Don Stacom | The Hartford Courant

When the Main Street bridge makeover is finished late next year, the city will get a distinctive new landmark that will fuel downtown’s resurgence.

That’s the hope of city officials who gathered Friday afternoon to kick off the $7.5 million Beehive Bridge project.

With honeycomb-themed translucent sidewalls, bike lanes, ultra-wide sidewalks, four prominent sculpture honeybees and a massive metal beehive sculpture, the span is certain to be one of a kind.

“This is something our city will be defined by. You will think about the bees and what the beehive means to our city,” Mayor Erin Stewart told a crowd of about 60 at the goundbreaking.

“The Beehive Bridge will be uniquely New Britain, it will be an icon in your downtown and it will be something for all of us to be proud of,” predicted Ted DeSantos, an executive with Fuss & O’Neill, the engineering firm that’s designing the bridge.

“It will connect the Broad Street/Little Poland neighborhood to downtown, creating vibrancy, creating place,” DeSantos said.

Stewart’s administration has spent millions on reconstructing downtown streets, sidewalks and parks to generate a contemporary, inviting atmosphere. Speakers said Friday that the bridge is the latest step in that strategy.

“This is another critical building block. The three million riders a year who use CTfastrak is one, Central Park and the streetscapes, the Columbus Boulevard and this bridge are all critical pieces of helping to rebuilding New Britain and making it a very attractive place to be,” said Lyle Wray, executive director of the Capitol Region Council of Governments.
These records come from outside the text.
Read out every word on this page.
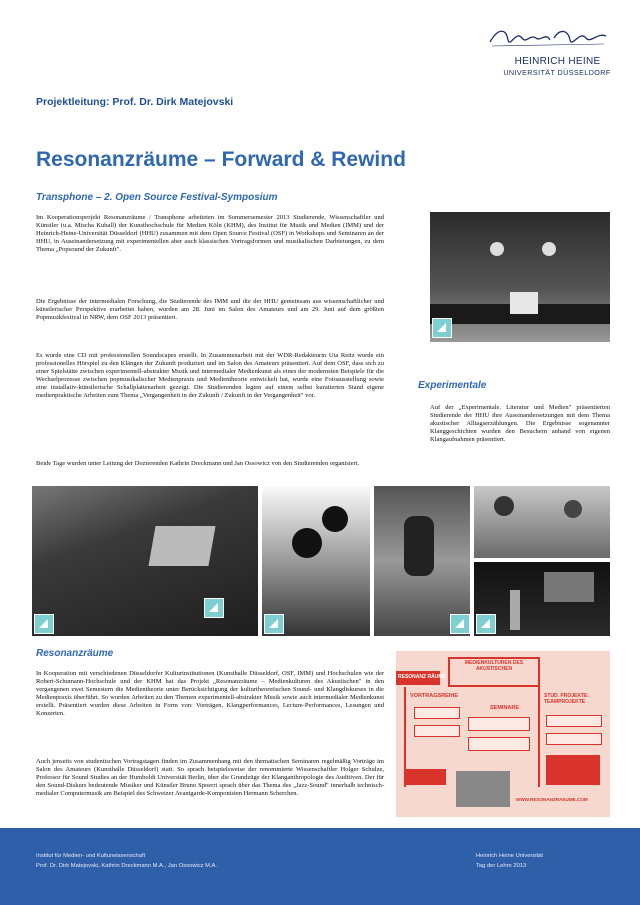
HEINRICH HEINE
UNIVERSITÄT DÜSSELDORF
Projektleitung: Prof. Dr. Dirk Matejovski
Resonanzräume – Forward & Rewind
Transphone – 2. Open Source Festival-Symposium
Im Kooperationsprojekt Resonanzräume / Transphone arbeiteten im Sommersemester 2013 Studierende, Wissenschaftler und Künstler (u.a. Mischa Kuball) der Kunsthochschule für Medien Köln (KHM), des Institut für Musik und Medien (IMM) und der Heinrich-Heine-Universität Düsseldorf (HHU) zusammen mit dem Open Source Festival (OSF) in Workshops und Seminaren an der HHU, in Auseinandersetzung mit experimentellen aber auch klassischen Vortragsformen und musikalischen Darbietungen, zu dem Thema „Popsound der Zukunft".
Die Ergebnisse der intermedialen Forschung, die Studierende des IMM und die der HHU gemeinsam aus wissenschaftlicher und künstlerischer Perspektive erarbeitet haben, wurden am 28. Juni im Salon des Amateurs und am 29. Juni auf dem größten Popmusikfestival in NRW, dem OSF 2013 präsentiert.
Es wurde eine CD mit professionellen Soundscapes erstellt. In Zusammenarbeit mit der WDR-Redakteurin Uta Reitz wurde ein professionelles Hörspiel zu den Klängen der Zukunft produziert und im Salon des Amateurs präsentiert. Auf dem OSF, dass sich zu einer Spielstätte zwischen experimentell-abstrakter Musik und intermedialer Medienkunst als eines der modernsten Beispiele für die Wechselprozesse zwischen popmusikalischer Medienpraxis und Medientheorie entwickelt hat, wurde eine Fotoausstellung sowie eine installativ-künstlerische Schallplattenarbeit gezeigt. Die Studierenden legten auf einem selbst kuratierten Stand eigene medienpraktische Arbeiten zum Thema „Vergangenheit in der Zukunft / Zukunft in der Vergangenheit" vor.
Beide Tage wurden unter Leitung der Dozierenden Kathrin Dreckmann und Jan Ossowicz von den Studierenden organisiert.
Experimentale
Auf der „Experimentale. Literatur und Medien" präsentierten Studierende der HHU ihre Auseinandersetzungen mit dem Thema akustischer Alltagserzählungen. Die Ergebnisse sogenannter Klanggeschichten wurden den Besuchern anhand von eigenen Klangaufnahmen präsentiert.
Resonanzräume
In Kooperation mit verschiedenen Düsseldorfer Kulturinstitutionen (Kunsthalle Düsseldorf, OSF, IMM) und Hochschulen wie der Robert-Schumann-Hochschule und der KHM hat das Projekt „Resonanzräume – Medienkulturen des Akustischen" in den vergangenen zwei Semestern die Medientheorie unter Berücksichtigung der kulturtheoretischen Sound- und Klangdiskurses in die Medienpraxis überführt. So wurden Arbeiten zu den Themen experimentell-abstrakter Musik sowie auch intermedialer Medienkunst erstellt. Präsentiert wurden diese Arbeiten in Form von: Vorträgen, Klangperformances, Lecture-Performances, Lesungen und Konzerten.
Auch jenseits von studentischen Vortragstagen finden im Zusammenhang mit den thematischen Seminaren regelmäßig Vorträge im Salon des Amateurs (Kunsthalle Düsseldorf) statt. So sprach beispielsweise der renommierte Wissenschaftler Holger Schulze, Professor für Sound Studies an der Humboldt Universität Berlin, über die Grundzüge der Klanganthropologie des Auditiven. Der für den Sound-Diskurs bedeutende Musiker und Künstler Bruno Spoerri sprach über das Thema des „Jazz-Sound" innerhalb technisch-medialer Computermusik am Beispiel des Schweizer Avantgarde-Komponisten Hermann Scherchen.
MEDIENKULTUREN DES AKUSTISCHEN
RESONANZ RÄUME
VORTRAGSREIHE
SEMINARE
STUD. PROJEKTE: TEAMPROJEKTE
WWW.RESONANZRAEUME.COM
Institut für Medien- und Kulturwissenschaft
Prof. Dr. Dirk Matejovski, Kathrin Dreckmann M.A., Jan Ossowicz M.A.
Heinrich Heine Universität
Tag der Lehre 2013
Some critics have complained that the impoverished city cannot afford such spending. But advocates say the city’s future will be strong if it can capitalize on CTfastrak and get new restaurants, stores and apartments to downtown.

Gerry Amodio, executive director of the Downtown District, said the change is already happening.

“New residential housing has and opened and it’s full, Central Connecticut State University has expanded its presence and commitment to downtown,” Amodio said.

“Just this month we opened two new restaurants and two new stores, and three properties were sold to developers who are bringing new investment dollars to our city,” he said. “This partnership between the city, the state and private organizations is essential to bringing the inner cities back and producing environments where people want to be.”

Public Works Director Mark Moriarty, who has built a reputation for redesigning the city’s car-centric street grid into a more bike-friendly system, predicted the bridge reconstruction will take until late 2019.

The bridge begins at the CTfastrak main station, and business leaders are excited about the prospect of drawing visitors to the city who could walk to the popular Little Poland section on the other side of Route 72.

“This project started on a piece of notebook paper that I had, having a crazy vision when I first became mayor of what it would take to transform downtown,” Stewart said.

“What could be the transformative project to tie downtown back together again,” she said. “When the highway was put in, it really split Main Street into two pieces — Broad Street, which thrived, and Main Street, which died.”

The current bridge, a functional but bland concrete structure with narrow sidewalks, isn’t something people would want to walk or cycle on, city officials have said.

The new version will have extensive LED lighting at night, and tan-, orange- and yellow-tinted translucent panels to shield pedestrians from wind. Those panels will create a series of color combinations on the pavement every day as the sun moves, designers said.

The bee theme is something Stewart has promoted for years. New Britain’s city seal from 1871 shows seven bees buzzing around a hive. The bees represent the city’s original seven industries.

“The bees have very important significance in the city,” she said. “Underneath that beehive there’s a slogan in Latin that says, ‘Industry fills the hive and enjoys the honey’ — an ode to the worker bees who made the city what it was and what it is today.”